Sources and seasonality of atmospheric methanol based on tall tower measurements in the US Upper Midwest
- 1University of Minnesota, Department of Soil, Water, and Climate, St. Paul, Minnesota, USA
- 2University of Colorado, Institute of Arctic and Alpine Research, Boulder, Colorado, USA
Abstract. We present over one year (January 2010–February 2011) of continuous atmospheric methanol measurements from the University of Minnesota tall tower Trace Gas Observatory (KCMP tall tower; 244 m a.g.l.), and interpret the dataset in terms of constraints on regional methanol sources and seasonality. The seasonal cycle of methanol concentrations observed at the KCMP tall tower is generally similar to that simulated by a global 3-D chemical transport model (GEOS-Chem, driven with MEGANv2.0 biogenic emissions) except the seasonal peak occurs ~1 month earlier in the observations, apparently reflecting a model underestimate of emission rates for younger versus older leaves. Based on a source tracer approach, which we evaluate using GEOS-Chem and with multiple tracers, we estimate that anthropogenic emissions account for approximately 40% of ambient methanol abundance during winter and 10% during summer. During daytime in summer, methanol concentrations increase exponentially with temperature, reflecting the temperature sensitivity of the biogenic source, and the observed temperature dependence is statistically consistent with that in the model. Nevertheless, summertime concentrations are underestimated by on average 35% in the model for this region.
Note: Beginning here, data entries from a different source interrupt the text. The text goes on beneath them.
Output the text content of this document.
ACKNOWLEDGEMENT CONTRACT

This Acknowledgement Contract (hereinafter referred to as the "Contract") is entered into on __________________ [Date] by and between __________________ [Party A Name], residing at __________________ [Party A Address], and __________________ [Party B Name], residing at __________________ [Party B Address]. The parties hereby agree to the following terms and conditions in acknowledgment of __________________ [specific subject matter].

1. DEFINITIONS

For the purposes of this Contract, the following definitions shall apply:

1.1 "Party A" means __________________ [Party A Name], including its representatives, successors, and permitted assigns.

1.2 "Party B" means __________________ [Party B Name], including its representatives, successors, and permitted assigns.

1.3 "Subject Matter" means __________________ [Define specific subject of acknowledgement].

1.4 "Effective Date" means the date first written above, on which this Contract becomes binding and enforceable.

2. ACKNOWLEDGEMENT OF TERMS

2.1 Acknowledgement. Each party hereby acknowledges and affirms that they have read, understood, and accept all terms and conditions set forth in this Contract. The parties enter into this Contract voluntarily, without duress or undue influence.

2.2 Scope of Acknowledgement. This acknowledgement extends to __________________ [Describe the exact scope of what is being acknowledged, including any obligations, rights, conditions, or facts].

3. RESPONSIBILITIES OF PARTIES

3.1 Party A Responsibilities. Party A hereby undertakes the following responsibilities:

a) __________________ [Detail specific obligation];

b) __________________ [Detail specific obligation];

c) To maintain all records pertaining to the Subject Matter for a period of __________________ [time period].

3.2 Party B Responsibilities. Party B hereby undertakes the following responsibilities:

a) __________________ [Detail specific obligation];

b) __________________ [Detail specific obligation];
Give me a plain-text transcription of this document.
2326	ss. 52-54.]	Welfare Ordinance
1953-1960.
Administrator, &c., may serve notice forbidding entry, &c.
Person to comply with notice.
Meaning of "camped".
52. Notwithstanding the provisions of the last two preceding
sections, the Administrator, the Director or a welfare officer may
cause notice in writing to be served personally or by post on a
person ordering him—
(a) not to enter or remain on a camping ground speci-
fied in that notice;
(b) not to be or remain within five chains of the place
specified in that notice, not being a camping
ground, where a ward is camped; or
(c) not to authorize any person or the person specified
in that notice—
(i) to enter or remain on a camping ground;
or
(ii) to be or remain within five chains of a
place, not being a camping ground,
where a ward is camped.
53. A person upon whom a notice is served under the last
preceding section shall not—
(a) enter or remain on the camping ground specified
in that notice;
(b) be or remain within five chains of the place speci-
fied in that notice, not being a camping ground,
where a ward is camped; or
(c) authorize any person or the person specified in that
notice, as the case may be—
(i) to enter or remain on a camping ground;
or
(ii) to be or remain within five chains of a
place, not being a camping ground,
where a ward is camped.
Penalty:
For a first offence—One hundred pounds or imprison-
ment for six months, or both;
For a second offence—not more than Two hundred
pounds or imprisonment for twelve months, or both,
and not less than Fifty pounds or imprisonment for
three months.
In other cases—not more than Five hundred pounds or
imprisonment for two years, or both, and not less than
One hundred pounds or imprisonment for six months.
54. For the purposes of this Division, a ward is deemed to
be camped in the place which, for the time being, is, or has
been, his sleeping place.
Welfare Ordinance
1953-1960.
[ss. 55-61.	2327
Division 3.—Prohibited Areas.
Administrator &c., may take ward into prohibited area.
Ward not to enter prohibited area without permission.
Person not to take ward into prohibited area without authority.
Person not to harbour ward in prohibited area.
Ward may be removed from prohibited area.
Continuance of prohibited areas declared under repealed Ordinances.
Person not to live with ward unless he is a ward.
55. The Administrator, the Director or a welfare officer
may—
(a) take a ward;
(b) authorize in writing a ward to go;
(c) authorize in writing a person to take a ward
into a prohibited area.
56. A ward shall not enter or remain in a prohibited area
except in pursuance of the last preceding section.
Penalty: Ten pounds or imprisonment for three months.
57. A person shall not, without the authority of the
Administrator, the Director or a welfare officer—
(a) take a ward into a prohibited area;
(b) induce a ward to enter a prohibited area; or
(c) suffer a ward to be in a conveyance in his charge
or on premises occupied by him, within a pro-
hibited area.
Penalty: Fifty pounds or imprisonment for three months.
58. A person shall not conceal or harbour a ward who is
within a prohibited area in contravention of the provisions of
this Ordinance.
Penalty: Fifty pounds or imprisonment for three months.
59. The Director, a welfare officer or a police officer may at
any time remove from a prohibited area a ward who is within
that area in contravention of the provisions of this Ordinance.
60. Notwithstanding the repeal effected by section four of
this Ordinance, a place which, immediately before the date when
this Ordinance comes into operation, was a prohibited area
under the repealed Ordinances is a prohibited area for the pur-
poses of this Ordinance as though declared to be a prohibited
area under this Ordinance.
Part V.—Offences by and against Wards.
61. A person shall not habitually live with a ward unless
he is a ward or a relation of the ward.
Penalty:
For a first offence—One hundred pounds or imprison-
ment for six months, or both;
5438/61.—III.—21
The seasonal importance of methanol as a source of formaldehyde (HCHO) and carbon monoxide (CO) is highest in spring through early summer, when biogenic methanol emissions are high but isoprene emissions are still relatively low. During that time observed methanol concentrations account for on average 20% of the total CO and HCHO production rates as simulated by GEOS-Chem, compared to 12% later in the summer and 12% on an annual average basis. The biased seasonality in the model means that the photochemical role for methanol early in the growing season is presently underestimated.